En l'absence de réponse du préfet de l'Isère à la date de sa séance, la commission rappelle que l'article L124-2 du code de l'environnement qualifie d'informations relatives à l'environnement toutes les informations disponibles, quel qu'en soit le support, qui ont notamment pour objet : « 1º L'état des éléments de l'environnement, notamment l'air, l'atmosphère, l'eau, le sol, les terres, les paysages, les sites naturels, les zones côtières ou marines et la diversité biologique, ainsi que les interactions entre ces éléments ; 2º Les décisions, les activités et les facteurs, notamment les substances, l'énergie, le bruit, les rayonnements, les déchets, les émissions, les déversements et autres rejets, susceptibles d'avoir des incidences sur l'état des éléments visés au 1º ; 3º L'état de la santé humaine, la sécurité et les conditions de vie des personnes, les constructions et le patrimoine culturel, dans la mesure où ils sont ou peuvent être altérés par des éléments de l'environnement, des décisions, des activités ou des facteurs mentionnés ci-dessus (…. ) ».

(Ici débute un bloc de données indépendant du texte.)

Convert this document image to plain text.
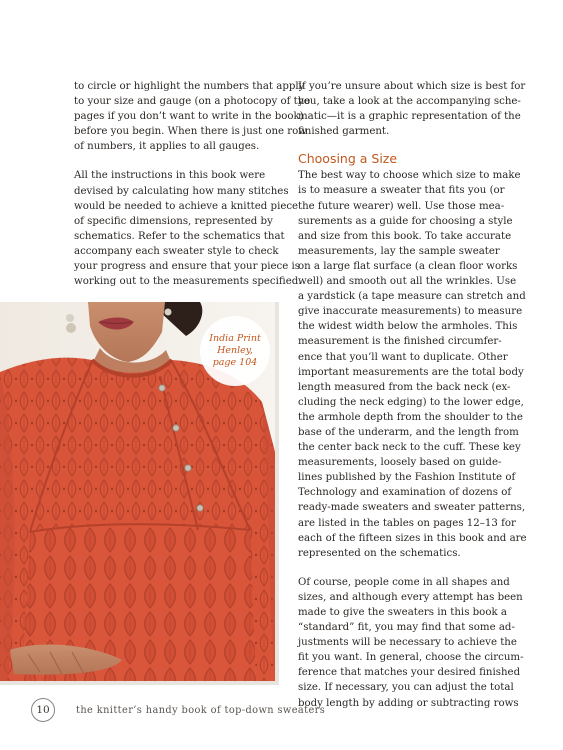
to circle or highlight the numbers that apply
to your size and gauge (on a photocopy of the
pages if you don’t want to write in the book)
before you begin. When there is just one row
of numbers, it applies to all gauges.

All the instructions in this book were
devised by calculating how many stitches
would be needed to achieve a knitted piece
of specific dimensions, represented by
schematics. Refer to the schematics that
accompany each sweater style to check
your progress and ensure that your piece is
working out to the measurements specified.

If you’re unsure about which size is best for
you, take a look at the accompanying sche-
matic—it is a graphic representation of the
finished garment.

Choosing a Size

The best way to choose which size to make
is to measure a sweater that fits you (or
the future wearer) well. Use those mea-
surements as a guide for choosing a style
and size from this book. To take accurate
measurements, lay the sample sweater
on a large flat surface (a clean floor works
well) and smooth out all the wrinkles. Use
a yardstick (a tape measure can stretch and
give inaccurate measurements) to measure
the widest width below the armholes. This
measurement is the finished circumfer-
ence that you’ll want to duplicate. Other
important measurements are the total body
length measured from the back neck (ex-
cluding the neck edging) to the lower edge,
the armhole depth from the shoulder to the
base of the underarm, and the length from
the center back neck to the cuff. These key
measurements, loosely based on guide-
lines published by the Fashion Institute of
Technology and examination of dozens of
ready-made sweaters and sweater patterns,
are listed in the tables on pages 12–13 for
each of the fifteen sizes in this book and are
represented on the schematics.

Of course, people come in all shapes and
sizes, and although every attempt has been
made to give the sweaters in this book a
“standard” fit, you may find that some ad-
justments will be necessary to achieve the
fit you want. In general, choose the circum-
ference that matches your desired finished
size. If necessary, you can adjust the total
body length by adding or subtracting rows

India Print
Henley,
page 104
10	the knitter’s handy book of top-down sweaters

Selon les articles L124-1 et L124-3 du même code, le droit de toute personne d'accéder à des informations lorsqu'elles sont détenues, reçues ou établies par les autorités publiques ou pour leur compte, s'exerce dans les conditions définies par le titre Ier du livre III du code des relations entre le public et l’administration, sous réserve des dispositions du chapitre IV du titre II du livre I du code de l'environnement. A cet égard, les articles L124-4 et L124-5 précisent les cas dans lesquels l'autorité administrative peut rejeter une demande d'information relative à l'environnement, au nombre desquelles ne figure pas le caractère préparatoire du document ou des informations. En revanche, le 2° du II de l'article L124-4 du même code permet à l'administration de rejeter une demande de communication portant sur des documents en cours d'élaboration. Dans ce cas, le II de l’article L124-6 du même code précise que la décision de l’administration rejetant la demande indique le délai dans lequel le document sera achevé ainsi que l’autorité publique chargée de son élaboration.
Pour l’application de ces dispositions, la commission considère qu’un document doit être regardé comme présentant un caractère achevé, dès lors qu’il n’est plus en cours d’élaboration et qu’il a été communiqué, sous une forme définitive, à l’administration dans le cadre de sa mission de service public. Cette appréciation doit être faite en fonction des caractéristiques propres des documents dont la communication est demandée, sans qu’il soit besoin de rechercher si, au sens de la réglementation en cause, le dossier auquel se rattachent les documents revêt ou non un caractère complet.
La commission relève que les zones d’intérêt stratégique (ZIS), introduites par une circulaire du 27 juillet 2011 de la ministre de l’écologie, du développement durable, des transports et du logement relative à la prise en compte du risque de submersion marine dans les plans de prévention des risques naturels littoraux, constituent une dérogation permettant, sous certaines conditions liées à l’ouvrage et à la zone urbaine concernée, de rendre constructibles des zones qui, en l’application des règles de droit commun, ne le seraient pas.
Elle estime, par suite, que les documents relatifs à ces ZIS contiennent des informations relatives à l'environnement au sens des dispositions rappelées ci-dessus. Ces informations sont librement communicables à toute personne qui en fait la demande en application de l’article L124-3 du code de l’environnement et de l’article L311-1 du code des relations entre le public et l’administration.
Elle émet, par suite, un avis favorable à la demande.